Ein kurzes Lächeln, dann ist die Paketbotin wieder unterwegs. Treppauf, Treppab. Zurück zum Wagen und mit dem nächsten Stapel zur nächsten Adresse. Im Jahr läuft sie vier bis fünf Paar Schuhe durch, sagt Kamila Wolak. Die Anzeige für den Job als DHL-Zustellerin hatte sie Mitte vergangenen Jahres durch Zufall im Internet entdeckt und sich beworben. „Ich dachte, ich probiere es mal“, sagt sie. Ihre Bilanz: „Mir macht es Spaß.“
DHL-Zustellerin: 2000 Euro netto im Monat
Dazu kommt, dass das Gehalt besser ist als in der Gastronomie. „Ich komme auf etwa 2000 Euro netto“, sagt Kamila Wolak, die mit ihrem Hund in Meiendorf wohnt. Die Regelarbeitszeit beträgt 38,5 Stunden in der Woche. Der Einstiegslohn liegt Firmenangaben zufolge aktuell regional differenziert bei 16 Euro. Bei DHL gibt es einen Haustarifvertrag. Anders als bei anderen Logistikunternehmen wie Hermes oder DPD, für deren Beschäftigte die Gewerkschaft in den aktuell laufenden Tarifverhandlungen deutlich höhere Löhne einfordert.
Kamila Wolak ist zufrieden. Seit einiger Zeit hat sie zusätzlich einen Mini-Job in einem Büro angenommen. „Ich würde aber auch mit dem Geld von DHL auskommen“, sagt sie. Jetzt vor Weihnachten macht sie zudem ab und zu Überstunden, die extra vergütet werden. „Es ist schon stressig jetzt, aber ich versuche mir keinen Stress zu machen“, sagt sie und hat schon wieder eine Sackkarre vollgepackt.
Und wie ist es mit Ärger oder Beschwerden? „Klar, das kommt schon mal vor. Vor allem, wenn ich es nicht schaffe, ein Paket noch an dem Tag zuzustellen. Manche Kunden verstehen nicht, dass ich meine Arbeitszeiten habe.“ Das Paket kommt dann sicher am nächsten Tag.

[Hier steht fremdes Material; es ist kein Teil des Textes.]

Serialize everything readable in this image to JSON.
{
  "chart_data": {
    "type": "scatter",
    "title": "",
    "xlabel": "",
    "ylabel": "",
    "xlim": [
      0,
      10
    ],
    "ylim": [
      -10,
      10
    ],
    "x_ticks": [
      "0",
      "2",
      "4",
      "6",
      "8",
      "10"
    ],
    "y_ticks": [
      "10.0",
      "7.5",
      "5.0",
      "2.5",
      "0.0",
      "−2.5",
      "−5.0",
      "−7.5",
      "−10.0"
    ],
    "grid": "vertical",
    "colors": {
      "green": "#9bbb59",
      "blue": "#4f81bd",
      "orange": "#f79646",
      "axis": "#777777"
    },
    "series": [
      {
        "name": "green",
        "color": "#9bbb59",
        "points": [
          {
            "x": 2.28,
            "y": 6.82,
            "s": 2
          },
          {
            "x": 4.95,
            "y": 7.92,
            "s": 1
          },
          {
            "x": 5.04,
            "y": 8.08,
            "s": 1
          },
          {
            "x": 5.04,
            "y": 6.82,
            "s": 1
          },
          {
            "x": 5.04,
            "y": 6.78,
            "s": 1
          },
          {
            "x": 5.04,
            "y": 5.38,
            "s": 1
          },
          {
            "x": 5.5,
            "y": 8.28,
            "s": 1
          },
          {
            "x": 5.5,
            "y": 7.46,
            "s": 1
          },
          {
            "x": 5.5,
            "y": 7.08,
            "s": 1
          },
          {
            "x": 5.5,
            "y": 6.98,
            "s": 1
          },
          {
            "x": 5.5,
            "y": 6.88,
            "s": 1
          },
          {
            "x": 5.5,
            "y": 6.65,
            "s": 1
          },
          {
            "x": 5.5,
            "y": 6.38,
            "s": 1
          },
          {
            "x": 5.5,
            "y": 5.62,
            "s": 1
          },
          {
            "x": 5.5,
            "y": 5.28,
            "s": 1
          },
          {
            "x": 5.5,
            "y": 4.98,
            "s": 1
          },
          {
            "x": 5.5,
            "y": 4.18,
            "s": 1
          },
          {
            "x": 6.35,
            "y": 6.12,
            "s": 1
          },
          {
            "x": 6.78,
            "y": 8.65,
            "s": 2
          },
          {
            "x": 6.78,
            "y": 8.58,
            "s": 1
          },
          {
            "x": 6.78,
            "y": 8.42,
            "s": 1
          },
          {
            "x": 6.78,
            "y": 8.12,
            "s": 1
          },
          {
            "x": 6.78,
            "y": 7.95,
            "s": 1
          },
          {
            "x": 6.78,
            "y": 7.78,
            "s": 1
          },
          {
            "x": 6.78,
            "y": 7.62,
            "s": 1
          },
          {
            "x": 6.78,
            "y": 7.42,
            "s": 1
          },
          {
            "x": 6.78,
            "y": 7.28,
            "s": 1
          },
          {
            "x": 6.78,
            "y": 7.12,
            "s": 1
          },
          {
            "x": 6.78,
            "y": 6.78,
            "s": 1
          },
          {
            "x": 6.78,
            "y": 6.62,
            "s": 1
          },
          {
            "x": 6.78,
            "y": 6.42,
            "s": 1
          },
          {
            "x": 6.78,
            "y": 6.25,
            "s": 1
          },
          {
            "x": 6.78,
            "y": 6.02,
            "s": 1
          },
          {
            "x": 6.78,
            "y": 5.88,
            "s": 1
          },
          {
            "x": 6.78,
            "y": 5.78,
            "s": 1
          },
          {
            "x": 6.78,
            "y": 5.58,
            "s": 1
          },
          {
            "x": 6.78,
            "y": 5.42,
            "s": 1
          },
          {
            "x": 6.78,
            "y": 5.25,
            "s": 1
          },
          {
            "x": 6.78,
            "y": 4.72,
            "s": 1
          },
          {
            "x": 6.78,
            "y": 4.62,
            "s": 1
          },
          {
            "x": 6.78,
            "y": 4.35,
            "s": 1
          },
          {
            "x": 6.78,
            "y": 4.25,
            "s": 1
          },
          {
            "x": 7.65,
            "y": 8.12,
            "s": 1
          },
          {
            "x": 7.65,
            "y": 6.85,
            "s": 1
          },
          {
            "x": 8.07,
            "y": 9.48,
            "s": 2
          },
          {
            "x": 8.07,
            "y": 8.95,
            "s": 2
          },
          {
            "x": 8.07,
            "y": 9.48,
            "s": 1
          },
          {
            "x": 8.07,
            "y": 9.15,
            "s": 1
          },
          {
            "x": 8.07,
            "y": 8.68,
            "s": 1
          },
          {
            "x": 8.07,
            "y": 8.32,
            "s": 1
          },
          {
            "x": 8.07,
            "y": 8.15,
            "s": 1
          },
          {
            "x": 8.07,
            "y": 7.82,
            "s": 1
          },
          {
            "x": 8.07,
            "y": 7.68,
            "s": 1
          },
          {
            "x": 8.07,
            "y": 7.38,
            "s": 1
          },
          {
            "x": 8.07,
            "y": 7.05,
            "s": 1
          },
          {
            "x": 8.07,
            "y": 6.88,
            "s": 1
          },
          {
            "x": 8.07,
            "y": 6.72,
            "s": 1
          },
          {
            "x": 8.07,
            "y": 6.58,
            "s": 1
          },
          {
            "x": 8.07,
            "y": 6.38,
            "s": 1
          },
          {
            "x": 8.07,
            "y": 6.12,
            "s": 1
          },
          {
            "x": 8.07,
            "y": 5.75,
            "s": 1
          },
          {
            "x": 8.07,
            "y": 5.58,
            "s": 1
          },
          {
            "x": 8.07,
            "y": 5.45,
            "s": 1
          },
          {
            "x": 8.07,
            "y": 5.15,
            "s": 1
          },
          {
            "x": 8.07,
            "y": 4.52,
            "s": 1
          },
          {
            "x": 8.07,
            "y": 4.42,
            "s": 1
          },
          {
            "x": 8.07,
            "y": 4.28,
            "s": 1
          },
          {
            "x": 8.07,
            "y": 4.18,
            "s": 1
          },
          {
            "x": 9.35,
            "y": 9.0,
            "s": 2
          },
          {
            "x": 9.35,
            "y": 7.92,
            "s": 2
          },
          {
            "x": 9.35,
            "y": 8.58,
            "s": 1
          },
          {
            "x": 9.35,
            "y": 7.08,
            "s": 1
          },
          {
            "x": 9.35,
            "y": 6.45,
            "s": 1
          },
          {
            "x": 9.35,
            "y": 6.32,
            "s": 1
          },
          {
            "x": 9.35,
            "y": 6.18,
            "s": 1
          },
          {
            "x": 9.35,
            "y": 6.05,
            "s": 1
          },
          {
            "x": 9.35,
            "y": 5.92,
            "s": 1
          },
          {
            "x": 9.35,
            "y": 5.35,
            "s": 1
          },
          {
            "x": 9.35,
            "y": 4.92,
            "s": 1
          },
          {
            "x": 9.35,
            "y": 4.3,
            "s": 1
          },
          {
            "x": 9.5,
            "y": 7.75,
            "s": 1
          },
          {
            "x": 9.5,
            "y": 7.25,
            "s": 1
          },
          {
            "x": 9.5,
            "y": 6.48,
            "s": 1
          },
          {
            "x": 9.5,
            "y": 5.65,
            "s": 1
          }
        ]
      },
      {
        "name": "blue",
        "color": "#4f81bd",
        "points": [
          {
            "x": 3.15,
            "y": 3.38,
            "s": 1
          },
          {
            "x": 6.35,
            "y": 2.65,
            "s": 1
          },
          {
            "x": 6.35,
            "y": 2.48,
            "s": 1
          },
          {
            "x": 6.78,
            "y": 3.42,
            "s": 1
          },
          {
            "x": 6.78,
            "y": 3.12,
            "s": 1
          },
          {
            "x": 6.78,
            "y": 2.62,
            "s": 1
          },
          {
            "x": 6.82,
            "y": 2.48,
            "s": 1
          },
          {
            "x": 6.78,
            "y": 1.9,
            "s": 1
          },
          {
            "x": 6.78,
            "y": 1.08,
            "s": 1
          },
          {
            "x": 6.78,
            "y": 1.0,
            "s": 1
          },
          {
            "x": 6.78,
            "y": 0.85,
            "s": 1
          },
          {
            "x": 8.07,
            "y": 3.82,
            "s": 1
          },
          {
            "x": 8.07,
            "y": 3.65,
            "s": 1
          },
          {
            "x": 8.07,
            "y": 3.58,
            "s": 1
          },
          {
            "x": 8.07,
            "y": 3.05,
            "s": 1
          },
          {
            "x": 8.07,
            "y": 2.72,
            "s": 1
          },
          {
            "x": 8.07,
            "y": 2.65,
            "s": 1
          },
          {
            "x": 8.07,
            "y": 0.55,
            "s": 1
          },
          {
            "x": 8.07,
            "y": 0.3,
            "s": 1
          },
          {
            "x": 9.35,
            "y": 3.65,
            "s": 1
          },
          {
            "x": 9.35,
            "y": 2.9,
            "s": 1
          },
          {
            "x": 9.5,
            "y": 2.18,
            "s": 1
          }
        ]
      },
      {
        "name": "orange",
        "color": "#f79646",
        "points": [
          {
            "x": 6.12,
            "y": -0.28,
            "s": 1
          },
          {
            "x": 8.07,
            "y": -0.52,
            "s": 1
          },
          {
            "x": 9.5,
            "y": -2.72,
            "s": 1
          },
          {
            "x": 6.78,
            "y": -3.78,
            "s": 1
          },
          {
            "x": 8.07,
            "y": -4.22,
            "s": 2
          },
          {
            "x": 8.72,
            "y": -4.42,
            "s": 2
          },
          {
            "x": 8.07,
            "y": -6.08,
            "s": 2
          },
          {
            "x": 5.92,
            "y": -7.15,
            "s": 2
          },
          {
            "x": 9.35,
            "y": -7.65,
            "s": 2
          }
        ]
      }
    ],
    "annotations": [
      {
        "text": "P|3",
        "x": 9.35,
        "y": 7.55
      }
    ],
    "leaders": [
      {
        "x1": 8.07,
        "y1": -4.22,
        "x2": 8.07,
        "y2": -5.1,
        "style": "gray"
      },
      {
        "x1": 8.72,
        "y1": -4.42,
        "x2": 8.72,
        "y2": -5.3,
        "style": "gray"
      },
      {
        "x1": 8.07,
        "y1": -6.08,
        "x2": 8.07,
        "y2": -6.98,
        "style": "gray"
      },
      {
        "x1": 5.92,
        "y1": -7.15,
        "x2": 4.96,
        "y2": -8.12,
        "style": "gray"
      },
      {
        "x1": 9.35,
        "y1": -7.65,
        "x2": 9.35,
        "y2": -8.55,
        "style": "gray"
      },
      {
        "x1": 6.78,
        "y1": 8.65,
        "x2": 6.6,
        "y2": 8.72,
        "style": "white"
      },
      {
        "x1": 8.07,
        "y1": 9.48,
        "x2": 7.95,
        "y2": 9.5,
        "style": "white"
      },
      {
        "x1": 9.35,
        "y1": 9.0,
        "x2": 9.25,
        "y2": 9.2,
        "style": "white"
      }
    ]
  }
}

DHL-Zustellerin: Knochenjob, Fitnesstraining inklusive
In der Regel schafft die flinke Paketbotin ihr Pensum. „Es läuft gut“, sagt sie. So gut, dass sie inzwischen auch Weihnachtskarten von ihren regelmäßigen Kunden bekommt. „Auf einer hatten letztens alle Mitarbeiter des Büros unterschrieben – und dann war noch Trinkgeld drin“, sagt die Zustellerin mit einem Lächeln. Das lässt dann vergessen, dass ihr Job harte Knochenarbeit ist. „Fitnesstraining ist inklusive“, sagt sie. Aber Rückengymnastik braucht sie regelmäßig als Ausgleich.